Although cell-anatomical variables are promising proxies reflecting seasonal as well as annual climate changes, their interdependencies are not yet fully understood. In the present study we assessed the changes in tree-ring width and various wood anatomical traits, including wall thickness, lumen diameter and tracheid diameter in the radial direction in saplings of Pinus sylvestris under six climatic conditions: 5°C warmer alone (ET) or combined with drought in June (ETJ) and in August (ETA) and CO2 enrichment alone (EC, 770 ppm) or combined with drought in June (ECJ) and in August (ECA).
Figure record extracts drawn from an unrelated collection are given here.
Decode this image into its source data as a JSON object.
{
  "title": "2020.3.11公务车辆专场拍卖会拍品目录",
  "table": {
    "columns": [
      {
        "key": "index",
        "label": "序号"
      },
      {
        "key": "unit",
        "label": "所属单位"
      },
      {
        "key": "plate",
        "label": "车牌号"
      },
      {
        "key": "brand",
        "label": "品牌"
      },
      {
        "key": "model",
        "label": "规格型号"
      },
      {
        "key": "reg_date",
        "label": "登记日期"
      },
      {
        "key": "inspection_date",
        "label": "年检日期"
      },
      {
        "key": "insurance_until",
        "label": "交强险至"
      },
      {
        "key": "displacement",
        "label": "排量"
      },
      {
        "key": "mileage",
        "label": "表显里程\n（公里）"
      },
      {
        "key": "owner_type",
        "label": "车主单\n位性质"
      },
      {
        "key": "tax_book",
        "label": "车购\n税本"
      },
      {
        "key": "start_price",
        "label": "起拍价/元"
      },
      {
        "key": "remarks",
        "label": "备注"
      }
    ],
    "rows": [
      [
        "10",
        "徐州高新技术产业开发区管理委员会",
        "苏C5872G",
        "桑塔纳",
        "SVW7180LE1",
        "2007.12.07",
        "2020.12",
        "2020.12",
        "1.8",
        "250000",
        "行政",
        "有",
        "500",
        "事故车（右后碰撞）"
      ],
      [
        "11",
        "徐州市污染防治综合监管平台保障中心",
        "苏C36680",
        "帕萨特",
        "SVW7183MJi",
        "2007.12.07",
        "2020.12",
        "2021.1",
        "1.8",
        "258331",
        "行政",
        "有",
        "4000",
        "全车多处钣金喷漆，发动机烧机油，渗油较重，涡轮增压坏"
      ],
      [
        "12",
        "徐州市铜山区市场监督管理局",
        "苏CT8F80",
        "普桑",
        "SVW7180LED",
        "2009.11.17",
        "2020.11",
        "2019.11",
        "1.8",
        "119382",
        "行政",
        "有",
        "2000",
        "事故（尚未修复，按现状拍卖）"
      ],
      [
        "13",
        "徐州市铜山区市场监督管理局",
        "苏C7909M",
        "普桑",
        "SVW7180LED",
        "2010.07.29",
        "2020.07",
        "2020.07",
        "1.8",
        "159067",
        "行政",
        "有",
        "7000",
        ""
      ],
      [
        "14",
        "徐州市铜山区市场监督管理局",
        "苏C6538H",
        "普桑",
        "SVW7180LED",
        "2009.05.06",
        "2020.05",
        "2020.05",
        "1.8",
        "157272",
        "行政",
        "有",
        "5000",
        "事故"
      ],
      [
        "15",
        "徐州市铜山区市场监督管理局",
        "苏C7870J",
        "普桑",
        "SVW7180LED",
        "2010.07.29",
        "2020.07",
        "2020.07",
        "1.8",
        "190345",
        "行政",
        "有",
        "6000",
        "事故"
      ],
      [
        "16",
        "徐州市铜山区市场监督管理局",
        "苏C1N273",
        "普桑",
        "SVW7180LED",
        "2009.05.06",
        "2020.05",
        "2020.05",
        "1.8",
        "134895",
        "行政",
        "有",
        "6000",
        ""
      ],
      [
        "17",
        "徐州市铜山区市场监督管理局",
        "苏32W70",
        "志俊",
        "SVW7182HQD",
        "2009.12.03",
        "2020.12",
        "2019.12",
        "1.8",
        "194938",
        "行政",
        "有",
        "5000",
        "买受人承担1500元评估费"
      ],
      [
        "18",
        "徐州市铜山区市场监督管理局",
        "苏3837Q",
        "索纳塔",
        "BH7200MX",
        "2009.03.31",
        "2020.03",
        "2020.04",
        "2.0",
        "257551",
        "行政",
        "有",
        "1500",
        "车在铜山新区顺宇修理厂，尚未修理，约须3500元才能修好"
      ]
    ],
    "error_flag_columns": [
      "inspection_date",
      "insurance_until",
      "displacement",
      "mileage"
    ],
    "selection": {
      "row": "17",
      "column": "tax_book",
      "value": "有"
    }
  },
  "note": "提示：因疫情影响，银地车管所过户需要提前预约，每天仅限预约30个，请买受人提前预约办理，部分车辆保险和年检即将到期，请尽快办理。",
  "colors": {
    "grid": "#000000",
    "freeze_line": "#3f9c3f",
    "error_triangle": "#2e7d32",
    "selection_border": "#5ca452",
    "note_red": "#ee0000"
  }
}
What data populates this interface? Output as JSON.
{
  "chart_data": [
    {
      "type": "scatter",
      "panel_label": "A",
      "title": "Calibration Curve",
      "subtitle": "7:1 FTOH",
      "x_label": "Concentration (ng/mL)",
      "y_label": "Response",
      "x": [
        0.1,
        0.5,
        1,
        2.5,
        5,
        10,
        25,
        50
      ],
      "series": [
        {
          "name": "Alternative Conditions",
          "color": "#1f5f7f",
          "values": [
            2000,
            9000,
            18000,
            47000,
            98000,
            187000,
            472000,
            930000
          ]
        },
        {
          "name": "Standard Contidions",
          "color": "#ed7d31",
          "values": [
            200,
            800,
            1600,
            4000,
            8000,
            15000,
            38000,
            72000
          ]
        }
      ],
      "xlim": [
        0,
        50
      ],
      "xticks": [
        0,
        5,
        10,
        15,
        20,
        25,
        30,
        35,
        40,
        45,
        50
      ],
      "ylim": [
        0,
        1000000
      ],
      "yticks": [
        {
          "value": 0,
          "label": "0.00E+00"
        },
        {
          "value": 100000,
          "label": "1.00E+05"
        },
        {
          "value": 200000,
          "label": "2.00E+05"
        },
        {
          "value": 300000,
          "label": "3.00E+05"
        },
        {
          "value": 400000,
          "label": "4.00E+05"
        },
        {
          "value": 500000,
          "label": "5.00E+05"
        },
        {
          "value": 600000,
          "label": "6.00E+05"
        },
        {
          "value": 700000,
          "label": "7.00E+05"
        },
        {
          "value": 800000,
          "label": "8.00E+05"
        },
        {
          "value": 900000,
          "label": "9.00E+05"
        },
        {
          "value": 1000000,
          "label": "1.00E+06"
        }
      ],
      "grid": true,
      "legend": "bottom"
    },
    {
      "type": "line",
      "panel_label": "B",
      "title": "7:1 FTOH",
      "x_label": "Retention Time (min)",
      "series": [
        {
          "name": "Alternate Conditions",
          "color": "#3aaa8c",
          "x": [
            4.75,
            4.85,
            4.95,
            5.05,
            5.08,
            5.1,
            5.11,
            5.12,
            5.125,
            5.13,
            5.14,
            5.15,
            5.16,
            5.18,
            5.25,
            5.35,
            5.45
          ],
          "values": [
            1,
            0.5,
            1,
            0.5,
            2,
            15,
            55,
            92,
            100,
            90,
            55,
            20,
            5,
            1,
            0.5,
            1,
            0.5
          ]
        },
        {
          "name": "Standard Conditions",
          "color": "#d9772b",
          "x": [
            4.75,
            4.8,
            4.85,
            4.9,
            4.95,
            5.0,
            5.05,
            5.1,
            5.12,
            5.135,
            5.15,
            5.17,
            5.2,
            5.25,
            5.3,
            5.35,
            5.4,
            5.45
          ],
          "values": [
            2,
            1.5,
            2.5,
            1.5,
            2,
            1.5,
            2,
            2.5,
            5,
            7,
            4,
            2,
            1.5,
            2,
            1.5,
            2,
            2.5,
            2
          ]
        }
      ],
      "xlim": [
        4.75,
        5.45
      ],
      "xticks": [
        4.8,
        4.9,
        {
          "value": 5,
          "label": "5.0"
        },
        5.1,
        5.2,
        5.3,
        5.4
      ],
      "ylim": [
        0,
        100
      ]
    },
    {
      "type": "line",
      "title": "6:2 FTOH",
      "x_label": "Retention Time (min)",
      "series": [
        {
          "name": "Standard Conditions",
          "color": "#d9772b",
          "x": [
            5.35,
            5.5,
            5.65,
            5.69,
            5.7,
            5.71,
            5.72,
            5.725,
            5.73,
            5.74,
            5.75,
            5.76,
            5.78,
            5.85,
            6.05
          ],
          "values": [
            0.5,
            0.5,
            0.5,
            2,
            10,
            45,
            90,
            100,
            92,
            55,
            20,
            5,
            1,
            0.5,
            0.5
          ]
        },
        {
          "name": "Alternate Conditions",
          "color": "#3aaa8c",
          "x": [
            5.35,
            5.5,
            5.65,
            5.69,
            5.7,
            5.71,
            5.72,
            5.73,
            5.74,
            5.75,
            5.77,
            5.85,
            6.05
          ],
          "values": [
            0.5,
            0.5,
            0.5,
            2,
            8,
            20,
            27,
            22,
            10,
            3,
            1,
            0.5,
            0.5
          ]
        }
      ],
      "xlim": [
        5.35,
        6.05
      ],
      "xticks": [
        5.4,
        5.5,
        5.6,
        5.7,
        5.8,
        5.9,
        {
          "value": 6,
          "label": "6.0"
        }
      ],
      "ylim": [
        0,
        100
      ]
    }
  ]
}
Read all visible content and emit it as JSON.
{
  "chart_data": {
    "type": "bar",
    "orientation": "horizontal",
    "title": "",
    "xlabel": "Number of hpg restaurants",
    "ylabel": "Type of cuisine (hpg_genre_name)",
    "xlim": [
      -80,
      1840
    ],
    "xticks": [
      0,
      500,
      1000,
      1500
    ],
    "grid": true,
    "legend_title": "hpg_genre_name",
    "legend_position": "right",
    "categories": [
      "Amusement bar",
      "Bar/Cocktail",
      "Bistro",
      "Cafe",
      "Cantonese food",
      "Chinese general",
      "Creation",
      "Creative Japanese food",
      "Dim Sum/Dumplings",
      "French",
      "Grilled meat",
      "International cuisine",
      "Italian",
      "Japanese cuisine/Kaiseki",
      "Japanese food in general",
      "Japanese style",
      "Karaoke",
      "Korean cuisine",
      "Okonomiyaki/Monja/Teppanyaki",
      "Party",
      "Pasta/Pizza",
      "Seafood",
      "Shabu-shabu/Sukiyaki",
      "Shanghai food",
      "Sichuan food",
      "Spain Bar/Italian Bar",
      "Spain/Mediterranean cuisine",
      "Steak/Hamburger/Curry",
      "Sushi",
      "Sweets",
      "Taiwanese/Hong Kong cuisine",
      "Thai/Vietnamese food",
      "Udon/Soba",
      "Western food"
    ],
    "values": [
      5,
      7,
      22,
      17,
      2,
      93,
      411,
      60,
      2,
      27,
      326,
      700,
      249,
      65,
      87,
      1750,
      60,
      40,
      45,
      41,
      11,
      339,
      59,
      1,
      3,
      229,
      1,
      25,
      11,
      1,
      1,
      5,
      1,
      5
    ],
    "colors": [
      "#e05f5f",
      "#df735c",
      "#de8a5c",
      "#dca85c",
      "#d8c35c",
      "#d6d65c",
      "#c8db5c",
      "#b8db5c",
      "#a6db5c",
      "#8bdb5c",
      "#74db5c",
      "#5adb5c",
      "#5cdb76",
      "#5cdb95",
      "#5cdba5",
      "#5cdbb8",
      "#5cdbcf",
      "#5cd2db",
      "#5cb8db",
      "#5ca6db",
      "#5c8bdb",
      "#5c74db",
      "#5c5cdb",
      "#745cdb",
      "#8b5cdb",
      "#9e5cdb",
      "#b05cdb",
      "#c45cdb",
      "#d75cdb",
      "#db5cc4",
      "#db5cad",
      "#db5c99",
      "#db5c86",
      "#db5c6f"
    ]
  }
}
The experiments related to temperature conditions using 2-year saplings and CO2 conditions using 3-year saplings were completed in 2009 and 2010 in a greenhouse, respectively. Results showed that tree-ring width and tracheid diameter were not affected by any of the conditions applied, but the lumen diameter was larger and the wall thickness was thinner than those under control conditions. These reactions were verified under ETJ in the warming treatment and under all conditions under CO2 enrichment conditions. Our results indicated that drought counteracted the effects of elevated CO2 concentrations on wood anatomical properties, signifying complex interactions between the two major effects of climate change. Our comparison of wood parameters through experiments highlight the potential effect of climate change — increased drought stress due to higher temperatures and water shortage as well as elevated ambient CO2, on tracheid lumen diameter and wall thickness. Whereas the ring-width and tracheid diameter practically remained unaffected under the above-mentioned conditions.